ECML works best for people who believe that buying cheap stocks is a sensible strategy and who can stick with it even when it trails for a few years. It is also useful for people building a broad portfolio who want to “tilt” toward value — a smaller bet on the philosophy without putting all their eggs in one strategy.

It is not a good fit for people who need quick returns, who get discouraged easily, or who want to own a little bit of everything in equal measure. It is also not a replacement for thinking. Owning ECML means you believe the math, and that belief has to outlast periods of frustration.

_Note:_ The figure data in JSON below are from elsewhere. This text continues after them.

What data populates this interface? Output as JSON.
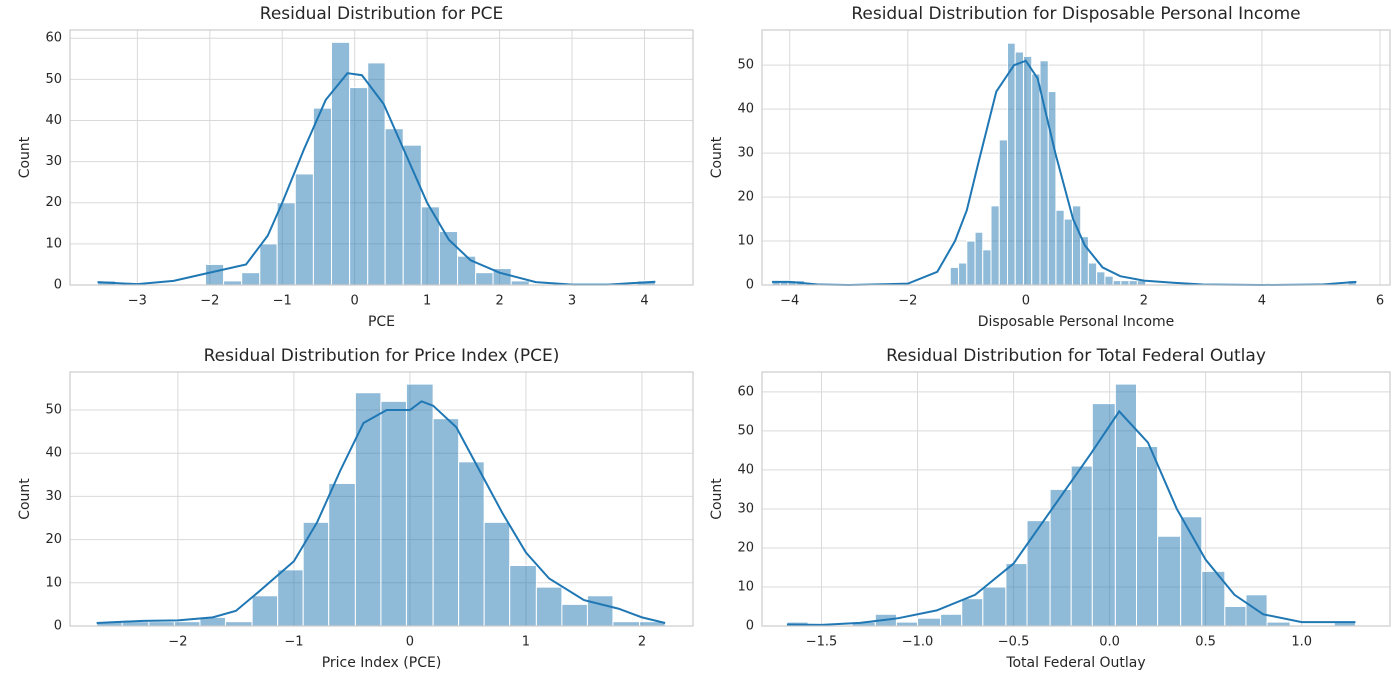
{
  "chart_data": [
    {
      "type": "histogram",
      "title": "Residual Distribution for PCE",
      "xlabel": "PCE",
      "ylabel": "Count",
      "color": "#1f77b4",
      "grid": true,
      "bins": [
        -3.55,
        -3.3,
        -3.05,
        -2.8,
        -2.56,
        -2.31,
        -2.06,
        -1.81,
        -1.56,
        -1.31,
        -1.07,
        -0.82,
        -0.57,
        -0.32,
        -0.07,
        0.18,
        0.42,
        0.67,
        0.92,
        1.17,
        1.42,
        1.67,
        1.91,
        2.16,
        2.41,
        2.66,
        2.91,
        3.16,
        3.4,
        3.65,
        3.9,
        4.15
      ],
      "values": [
        1,
        0,
        0,
        0,
        0,
        0,
        5,
        1,
        3,
        10,
        20,
        27,
        43,
        59,
        48,
        54,
        38,
        34,
        19,
        13,
        7,
        3,
        4,
        1,
        0,
        0,
        0,
        0,
        0,
        0,
        1
      ],
      "kde": {
        "x": [
          -3.55,
          -3,
          -2.5,
          -2,
          -1.5,
          -1.2,
          -1,
          -0.7,
          -0.4,
          -0.1,
          0.1,
          0.4,
          0.7,
          1,
          1.3,
          1.6,
          2,
          2.5,
          3,
          3.5,
          4.15
        ],
        "values": [
          0.7,
          0.2,
          1,
          3,
          5,
          12,
          20,
          33,
          45,
          51.5,
          51,
          44,
          32,
          20,
          11,
          6,
          3,
          0.7,
          0.1,
          0.1,
          0.8
        ]
      },
      "xlim": [
        -3.93,
        4.67
      ],
      "ylim": [
        0,
        62
      ],
      "xticks": [
        {
          "value": -3,
          "label": "−3"
        },
        {
          "value": -2,
          "label": "−2"
        },
        {
          "value": -1,
          "label": "−1"
        },
        0,
        1,
        2,
        3,
        4
      ],
      "yticks": [
        0,
        10,
        20,
        30,
        40,
        50,
        60
      ]
    },
    {
      "type": "histogram",
      "title": "Residual Distribution for Disposable Personal Income",
      "xlabel": "Disposable Personal Income",
      "ylabel": "Count",
      "color": "#1f77b4",
      "grid": true,
      "bins": [
        -4.3,
        -4.16,
        -4.03,
        -3.89,
        -3.75,
        -3.61,
        -3.48,
        -3.34,
        -3.2,
        -3.06,
        -2.93,
        -2.79,
        -2.65,
        -2.51,
        -2.38,
        -2.24,
        -2.1,
        -1.96,
        -1.83,
        -1.69,
        -1.55,
        -1.41,
        -1.28,
        -1.14,
        -1.0,
        -0.86,
        -0.73,
        -0.59,
        -0.45,
        -0.31,
        -0.18,
        -0.04,
        0.1,
        0.24,
        0.38,
        0.51,
        0.65,
        0.79,
        0.93,
        1.06,
        1.2,
        1.34,
        1.48,
        1.61,
        1.75,
        1.89,
        2.03,
        2.16,
        2.3,
        2.44,
        2.58,
        2.71,
        2.85,
        2.99,
        3.13,
        3.26,
        3.4,
        3.54,
        3.68,
        3.81,
        3.95,
        4.09,
        4.23,
        4.36,
        4.5,
        4.64,
        4.78,
        4.91,
        5.05,
        5.19,
        5.33,
        5.46,
        5.6
      ],
      "values": [
        1,
        1,
        1,
        1,
        0,
        0,
        0,
        0,
        0,
        0,
        0,
        0,
        0,
        0,
        0,
        0,
        0,
        0,
        0,
        0,
        0,
        0,
        4,
        5,
        10,
        12,
        8,
        18,
        33,
        55,
        53,
        52,
        48,
        51,
        44,
        17,
        15,
        18,
        11,
        5,
        3,
        2,
        1,
        1,
        1,
        1,
        0,
        0,
        0,
        0,
        0,
        0,
        0,
        0,
        0,
        0,
        0,
        0,
        0,
        0,
        0,
        0,
        0,
        0,
        0,
        0,
        0,
        0,
        0,
        0,
        0,
        1
      ],
      "kde": {
        "x": [
          -4.3,
          -4,
          -3.5,
          -3,
          -2,
          -1.5,
          -1.2,
          -1,
          -0.8,
          -0.5,
          -0.2,
          0,
          0.2,
          0.5,
          0.8,
          1,
          1.3,
          1.6,
          2,
          2.5,
          3,
          4,
          5,
          5.6
        ],
        "values": [
          0.7,
          0.7,
          0.1,
          0,
          0.3,
          3,
          10,
          17,
          28,
          44,
          50,
          51,
          47,
          30,
          15,
          9,
          4,
          2,
          1,
          0.5,
          0.1,
          0,
          0.1,
          0.7
        ]
      },
      "xlim": [
        -4.47,
        6.17
      ],
      "ylim": [
        0,
        58
      ],
      "xticks": [
        {
          "value": -4,
          "label": "−4"
        },
        {
          "value": -2,
          "label": "−2"
        },
        0,
        2,
        4,
        6
      ],
      "yticks": [
        0,
        10,
        20,
        30,
        40,
        50
      ]
    },
    {
      "type": "histogram",
      "title": "Residual Distribution for Price Index (PCE)",
      "xlabel": "Price Index (PCE)",
      "ylabel": "Count",
      "color": "#1f77b4",
      "grid": true,
      "bins": [
        -2.7,
        -2.48,
        -2.25,
        -2.03,
        -1.81,
        -1.59,
        -1.36,
        -1.14,
        -0.92,
        -0.7,
        -0.47,
        -0.25,
        -0.03,
        0.2,
        0.42,
        0.64,
        0.86,
        1.09,
        1.31,
        1.53,
        1.75,
        1.98,
        2.2
      ],
      "values": [
        1,
        1,
        1,
        1,
        2,
        1,
        7,
        13,
        24,
        33,
        54,
        52,
        56,
        48,
        38,
        24,
        14,
        9,
        5,
        7,
        1,
        1
      ],
      "kde": {
        "x": [
          -2.7,
          -2.3,
          -2,
          -1.7,
          -1.5,
          -1.3,
          -1,
          -0.8,
          -0.6,
          -0.4,
          -0.2,
          0,
          0.1,
          0.2,
          0.4,
          0.6,
          0.8,
          1,
          1.2,
          1.5,
          1.8,
          2,
          2.2
        ],
        "values": [
          0.7,
          1.2,
          1.3,
          2,
          3.5,
          8,
          15,
          24,
          36,
          47,
          50,
          50,
          52,
          51,
          46,
          36,
          26,
          17,
          11,
          6,
          4,
          2,
          0.7
        ]
      },
      "xlim": [
        -2.93,
        2.44
      ],
      "ylim": [
        0,
        58.8
      ],
      "xticks": [
        {
          "value": -2,
          "label": "−2"
        },
        {
          "value": -1,
          "label": "−1"
        },
        0,
        1,
        2
      ],
      "yticks": [
        0,
        10,
        20,
        30,
        40,
        50
      ]
    },
    {
      "type": "histogram",
      "title": "Residual Distribution for Total Federal Outlay",
      "xlabel": "Total Federal Outlay",
      "ylabel": "Count",
      "color": "#1f77b4",
      "grid": true,
      "bins": [
        -1.68,
        -1.57,
        -1.45,
        -1.34,
        -1.22,
        -1.11,
        -1.0,
        -0.88,
        -0.77,
        -0.66,
        -0.54,
        -0.43,
        -0.31,
        -0.2,
        -0.09,
        0.03,
        0.14,
        0.25,
        0.37,
        0.48,
        0.6,
        0.71,
        0.82,
        0.94,
        1.05,
        1.17,
        1.28
      ],
      "values": [
        1,
        0,
        0,
        1,
        3,
        1,
        2,
        3,
        7,
        10,
        16,
        27,
        35,
        41,
        57,
        62,
        46,
        23,
        28,
        14,
        5,
        8,
        1,
        0,
        0,
        1
      ],
      "kde": {
        "x": [
          -1.68,
          -1.5,
          -1.3,
          -1.1,
          -0.9,
          -0.7,
          -0.5,
          -0.3,
          -0.1,
          0.05,
          0.2,
          0.35,
          0.5,
          0.65,
          0.8,
          1.0,
          1.2,
          1.28
        ],
        "values": [
          0.4,
          0.3,
          0.8,
          2,
          4,
          8,
          16,
          30,
          44,
          55,
          47,
          30,
          17,
          8,
          3,
          1,
          1,
          1
        ]
      },
      "xlim": [
        -1.81,
        1.46
      ],
      "ylim": [
        0,
        65.1
      ],
      "xticks": [
        {
          "value": -1.5,
          "label": "−1.5"
        },
        {
          "value": -1,
          "label": "−1.0"
        },
        {
          "value": -0.5,
          "label": "−0.5"
        },
        {
          "value": 0,
          "label": "0.0"
        },
        0.5,
        {
          "value": 1,
          "label": "1.0"
        }
      ],
      "yticks": [
        0,
        10,
        20,
        30,
        40,
        50,
        60
      ]
    }
  ]
}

How to understand what it holds

The fund publishes its holdings on its website and updates them regularly. You can see which companies ECML thinks are cheap and look at their price-to-earnings ratios, their price-to-book ratios, and their cash flows yourself. That transparency is one of the honest things about a rules-based fund: you always know exactly what you are holding and why, because the rules are published. You can test them. You can disagree. But there is nowhere for the fund managers to hide.

The fund’s fact sheet and prospectus lay out the strategy in more detail and explain the exact scoring system it uses. Most investors read these, glance at the holdings, and either feel confident or do not. If you like the idea of owning cheap companies and are willing to be patient, ECML is straightforward. If you need to believe in a narrative or a fund manager’s insight, this strategy is not the right fit.